Cada vez que damos vuelta a las situación nacional y a la local debemos hacer un enorme esfuerzo de comprensión y de racionalizar los sucesos que aparecen continuamente. Podríamos decir, sin demasiados rodeos, que vivimos en un país descompuesto, y añadir que ni siquiera somos capaces de abrir el cofre para ver qué hay ahí. No somos mecánicoso, es evidente, pero pagamos generosamente a algunos que nos han dicho que pueden componer el coche, que son los gobernantes y, en especial, los poderes ejecutivo y legislativo. Claro que nos han mentido en cada campaña diciéndonos que saben mecánica y que ya diagnosticaron nuestro vehículo. Luego salen con que era otra la falla y que tenemos que pagar más y comprar piezas carísimas. Pero al final las fallas continúan y por ser un poco pacientes o tontos vamos con otro y otro maistro a que nos diga qué es lo que hará. Algunos prefieren utilizar una bicicleta, viajar en autobús o sencillamente caminar ¡faltaba más!
La situación por la que pasamos no está muy boyante y a pesar de ello pensamos siempre que vendrán mejores tiempos. Pasan los años y esos tiempos se atrasan. Nosotros vamos funcionando a lo que salga, soportamos desaires, ofensas y abusos.
De cualquier manera parece que hay algunos avances que no podemos negar.
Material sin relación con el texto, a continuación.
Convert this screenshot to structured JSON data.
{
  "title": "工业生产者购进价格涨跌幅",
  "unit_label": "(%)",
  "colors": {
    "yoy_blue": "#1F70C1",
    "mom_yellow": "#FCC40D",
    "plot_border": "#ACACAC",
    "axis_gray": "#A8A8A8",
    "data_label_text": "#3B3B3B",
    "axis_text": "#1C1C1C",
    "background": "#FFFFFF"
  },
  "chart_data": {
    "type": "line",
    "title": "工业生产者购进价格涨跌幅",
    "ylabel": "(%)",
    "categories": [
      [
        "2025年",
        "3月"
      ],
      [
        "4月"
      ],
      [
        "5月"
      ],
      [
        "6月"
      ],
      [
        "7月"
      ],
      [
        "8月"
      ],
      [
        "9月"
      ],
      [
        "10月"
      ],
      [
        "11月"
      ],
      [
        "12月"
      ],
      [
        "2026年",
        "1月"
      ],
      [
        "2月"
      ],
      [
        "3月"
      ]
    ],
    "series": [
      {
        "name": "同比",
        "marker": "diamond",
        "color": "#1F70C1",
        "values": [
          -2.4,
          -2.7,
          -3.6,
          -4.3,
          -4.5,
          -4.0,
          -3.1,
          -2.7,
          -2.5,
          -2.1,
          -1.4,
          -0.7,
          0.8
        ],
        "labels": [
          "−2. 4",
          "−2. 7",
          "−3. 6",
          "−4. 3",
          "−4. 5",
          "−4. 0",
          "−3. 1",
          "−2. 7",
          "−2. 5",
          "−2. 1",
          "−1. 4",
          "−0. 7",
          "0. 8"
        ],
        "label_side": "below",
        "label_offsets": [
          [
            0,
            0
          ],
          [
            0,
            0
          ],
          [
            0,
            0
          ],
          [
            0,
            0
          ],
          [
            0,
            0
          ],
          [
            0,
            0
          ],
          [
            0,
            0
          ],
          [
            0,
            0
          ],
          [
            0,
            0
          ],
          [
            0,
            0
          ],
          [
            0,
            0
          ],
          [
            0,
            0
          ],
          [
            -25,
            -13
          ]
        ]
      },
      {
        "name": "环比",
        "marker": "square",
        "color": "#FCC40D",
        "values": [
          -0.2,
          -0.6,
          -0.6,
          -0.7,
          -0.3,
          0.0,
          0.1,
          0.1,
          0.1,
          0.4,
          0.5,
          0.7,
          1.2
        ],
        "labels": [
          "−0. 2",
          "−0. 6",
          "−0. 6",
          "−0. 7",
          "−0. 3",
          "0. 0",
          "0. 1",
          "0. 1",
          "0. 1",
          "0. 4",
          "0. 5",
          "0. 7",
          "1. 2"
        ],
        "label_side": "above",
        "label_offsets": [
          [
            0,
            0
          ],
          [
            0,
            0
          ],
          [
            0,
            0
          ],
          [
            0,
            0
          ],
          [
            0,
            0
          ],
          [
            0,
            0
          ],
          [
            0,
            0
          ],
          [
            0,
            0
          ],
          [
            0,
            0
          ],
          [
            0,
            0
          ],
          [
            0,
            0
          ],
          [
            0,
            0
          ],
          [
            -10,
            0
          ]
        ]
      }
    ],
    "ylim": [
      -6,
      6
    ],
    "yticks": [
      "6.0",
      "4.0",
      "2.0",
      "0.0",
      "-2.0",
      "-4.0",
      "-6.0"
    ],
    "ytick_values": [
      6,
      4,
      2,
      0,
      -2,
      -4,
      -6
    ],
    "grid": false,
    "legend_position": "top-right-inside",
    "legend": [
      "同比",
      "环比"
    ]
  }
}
Uno, quizá el más importante, la participación de la ciudadanía en los asuntos públicos. La segunda, la existencia de más y más asociaciones civiles, organismos no gubernamentales y una actitud crítica cada día más seria.
No cabe duda de que todavía deberemos luchar para componer nuestro vehículo común. También es importante desconfiar de los mecánicos que llevan años engañándonos y cobrándonos demasiado por mantener en actividad nuestra máquina.